During Tuesday night’s Y Combinator event, Sam Altman had what YC partner Tyler Bosmeny called a “mic drop moment.” Altman provided $2 million worth of OpenAI tokens to all startups in the current class in exchange for startup equity.
In other words, he promised that OpenAI would invest across the class, not with cash, but with an allocation of AI tokens that startups could use to build their products.
According to Y Combinator’s directory, the group includes around 169 startups.
How much equity each startup can expect to part with cannot be determined at the time the deal is signed. It depends on how much the startup is worth when it raises its first pricing round, a funding round where investors assign a formal valuation to the company.
Y Combinator managing director Jared Friedman told TechCrunch that the deal will be offered as an “uncapped SAFE,” meaning it will “convert at the next price round, typically a Series A.”
SAFE is YC’s standard contract structure for early-stage companies raising capital before an initial “pricing” round with valuation. Uncapped SAFEs have no cap on valuation, which benefits founders because the higher the valuation at the time of conversion, the less of a portion of the company the investor receives.
I’ve seen some discussion around X that the deal could result in OpenAI having about a 2% stake if the startup reaches a $100 million valuation, but I can’t confirm that without seeing the actual terms.
For OpenAI, this deal works on two levels. Obviously, the company can take a stake in this early-stage company and make a profit if it’s successful. But it also encourages you to build your business on or using OpenAI. Whether or not this locks them in long-term, it means they won’t default to OpenAI competitors like Anthropic’s Claude Code.
The token itself could potentially make trading even more lucrative.
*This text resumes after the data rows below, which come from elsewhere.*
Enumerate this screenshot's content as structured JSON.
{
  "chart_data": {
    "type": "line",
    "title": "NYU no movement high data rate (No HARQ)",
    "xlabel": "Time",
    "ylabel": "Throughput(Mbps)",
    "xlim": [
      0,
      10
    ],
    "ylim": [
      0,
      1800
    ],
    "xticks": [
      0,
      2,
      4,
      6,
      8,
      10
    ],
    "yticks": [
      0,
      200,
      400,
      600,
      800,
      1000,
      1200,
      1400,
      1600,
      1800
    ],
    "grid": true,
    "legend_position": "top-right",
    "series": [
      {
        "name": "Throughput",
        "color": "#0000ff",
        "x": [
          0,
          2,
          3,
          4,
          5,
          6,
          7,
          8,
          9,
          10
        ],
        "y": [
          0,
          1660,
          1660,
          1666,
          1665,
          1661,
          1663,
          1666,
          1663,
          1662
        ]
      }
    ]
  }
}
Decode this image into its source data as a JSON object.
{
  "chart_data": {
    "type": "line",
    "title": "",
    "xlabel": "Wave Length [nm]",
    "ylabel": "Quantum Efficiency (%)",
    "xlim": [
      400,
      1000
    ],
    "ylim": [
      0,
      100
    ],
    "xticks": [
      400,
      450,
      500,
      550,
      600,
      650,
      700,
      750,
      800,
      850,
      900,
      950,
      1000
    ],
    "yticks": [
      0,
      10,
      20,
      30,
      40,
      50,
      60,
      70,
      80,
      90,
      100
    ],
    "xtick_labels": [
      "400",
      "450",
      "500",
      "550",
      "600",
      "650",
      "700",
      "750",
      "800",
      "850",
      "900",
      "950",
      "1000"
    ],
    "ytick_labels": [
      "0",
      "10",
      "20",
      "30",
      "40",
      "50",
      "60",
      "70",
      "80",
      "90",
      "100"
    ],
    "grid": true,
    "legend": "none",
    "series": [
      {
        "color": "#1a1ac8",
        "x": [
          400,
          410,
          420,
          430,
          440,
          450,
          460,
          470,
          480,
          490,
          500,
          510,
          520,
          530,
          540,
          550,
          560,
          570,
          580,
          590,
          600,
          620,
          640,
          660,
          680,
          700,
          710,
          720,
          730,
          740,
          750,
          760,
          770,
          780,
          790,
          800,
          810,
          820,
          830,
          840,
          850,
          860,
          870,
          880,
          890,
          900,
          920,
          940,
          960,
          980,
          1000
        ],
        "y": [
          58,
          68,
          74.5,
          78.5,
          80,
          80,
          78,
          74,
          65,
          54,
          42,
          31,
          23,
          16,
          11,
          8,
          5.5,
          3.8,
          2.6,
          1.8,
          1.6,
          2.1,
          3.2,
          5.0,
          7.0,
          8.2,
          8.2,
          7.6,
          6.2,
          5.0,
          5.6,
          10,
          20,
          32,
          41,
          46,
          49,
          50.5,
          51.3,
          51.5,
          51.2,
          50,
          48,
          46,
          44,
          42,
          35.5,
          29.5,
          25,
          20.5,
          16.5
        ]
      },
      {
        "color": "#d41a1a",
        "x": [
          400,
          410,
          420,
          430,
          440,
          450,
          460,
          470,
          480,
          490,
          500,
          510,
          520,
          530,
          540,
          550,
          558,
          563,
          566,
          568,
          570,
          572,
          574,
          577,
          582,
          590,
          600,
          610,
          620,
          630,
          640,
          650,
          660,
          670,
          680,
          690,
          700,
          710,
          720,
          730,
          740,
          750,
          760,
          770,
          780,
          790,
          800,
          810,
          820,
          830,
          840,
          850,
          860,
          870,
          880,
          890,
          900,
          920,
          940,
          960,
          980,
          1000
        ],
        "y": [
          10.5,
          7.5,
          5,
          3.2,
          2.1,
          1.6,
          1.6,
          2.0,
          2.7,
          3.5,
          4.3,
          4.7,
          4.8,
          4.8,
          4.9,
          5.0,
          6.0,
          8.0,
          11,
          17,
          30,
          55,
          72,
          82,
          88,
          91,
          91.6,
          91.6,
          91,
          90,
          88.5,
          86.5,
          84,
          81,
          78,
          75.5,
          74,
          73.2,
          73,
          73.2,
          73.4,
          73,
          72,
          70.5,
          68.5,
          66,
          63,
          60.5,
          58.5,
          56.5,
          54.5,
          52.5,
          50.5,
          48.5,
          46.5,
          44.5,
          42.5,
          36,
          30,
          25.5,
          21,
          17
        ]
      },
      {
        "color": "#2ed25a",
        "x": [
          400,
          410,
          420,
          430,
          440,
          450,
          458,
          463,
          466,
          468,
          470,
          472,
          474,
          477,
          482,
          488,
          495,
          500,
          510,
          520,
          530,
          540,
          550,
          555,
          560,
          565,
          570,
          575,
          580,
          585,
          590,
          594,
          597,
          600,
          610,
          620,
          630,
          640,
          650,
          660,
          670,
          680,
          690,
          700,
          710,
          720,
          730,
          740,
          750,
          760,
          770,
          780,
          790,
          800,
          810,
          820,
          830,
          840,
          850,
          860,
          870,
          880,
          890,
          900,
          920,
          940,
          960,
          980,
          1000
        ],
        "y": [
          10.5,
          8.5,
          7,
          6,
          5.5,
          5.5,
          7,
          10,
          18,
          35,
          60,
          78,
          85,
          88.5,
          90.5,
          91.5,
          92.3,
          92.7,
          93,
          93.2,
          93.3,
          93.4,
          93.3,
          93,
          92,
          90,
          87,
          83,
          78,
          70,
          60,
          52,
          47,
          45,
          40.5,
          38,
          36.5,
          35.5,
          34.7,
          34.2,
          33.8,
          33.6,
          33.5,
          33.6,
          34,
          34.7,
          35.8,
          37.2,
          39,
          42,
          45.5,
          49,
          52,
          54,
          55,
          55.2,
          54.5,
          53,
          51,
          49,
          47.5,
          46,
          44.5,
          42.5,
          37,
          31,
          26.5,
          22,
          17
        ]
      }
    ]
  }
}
As inference costs continue to fall, what OpenAI is delivering today may cost next to nothing to produce tomorrow, making the stock it receives in return look increasingly cheap.
Of course, there is already a lot of commentary on X as to why this is not a good deal for startups.
Proponents of the deal believe it will help reduce the cost of AI infrastructure, one of the biggest costs for startups. The cost of AI infrastructure can quickly add up and consume a disproportionate share of an early-stage startup’s budget, at a time when funding is typically already scarce.
There’s another caveat for those who beware buyers. Seed investor Jason Calacanis, who owns competing accelerators and funds, warned that he fears Big Tech.
“Once you have these tokens, there is a non-zero chance that OpenAI will study exactly what your startup is doing, copy your ideas, and include your app in a free offering. This is a classic platform strategy – founders, beware!” he posted.
The fear that OpenAI and Anthropic will swallow up all the good ideas from AI startups is real.
The truth is, if OpenAI wants to make it happen, it can, even if the startup simply pays OpenAI for tokens. By taking a stake, OpenAI may be able to get more, not less, incentives for startups to succeed.
Additionally, as the former head of Y Combinator and a regular guest speaker, Altman has as much access as he wants to any group and its ideas, deal-making or not.
The bigger question for this YC batch is whether the token budget from a single AI player is worth giving up additional equity. Y Combinator has already acquired a 7% stake for a $500,000 cash investment in a standard deal. In return, startups will gain access to YC’s powerful Silicon Valley network of VCs, potential customers, and other founders.
But stock is also valuable for startups. Seed investors often get around 20% as well. And startups need equity to reward early employees.
An even bigger danger is that startups give up capital in the process and exhaust their OpenAI token budget without sufficient evidence. Still, it may be better at that stage than paying for the tokens with cash, an even more scarce resource.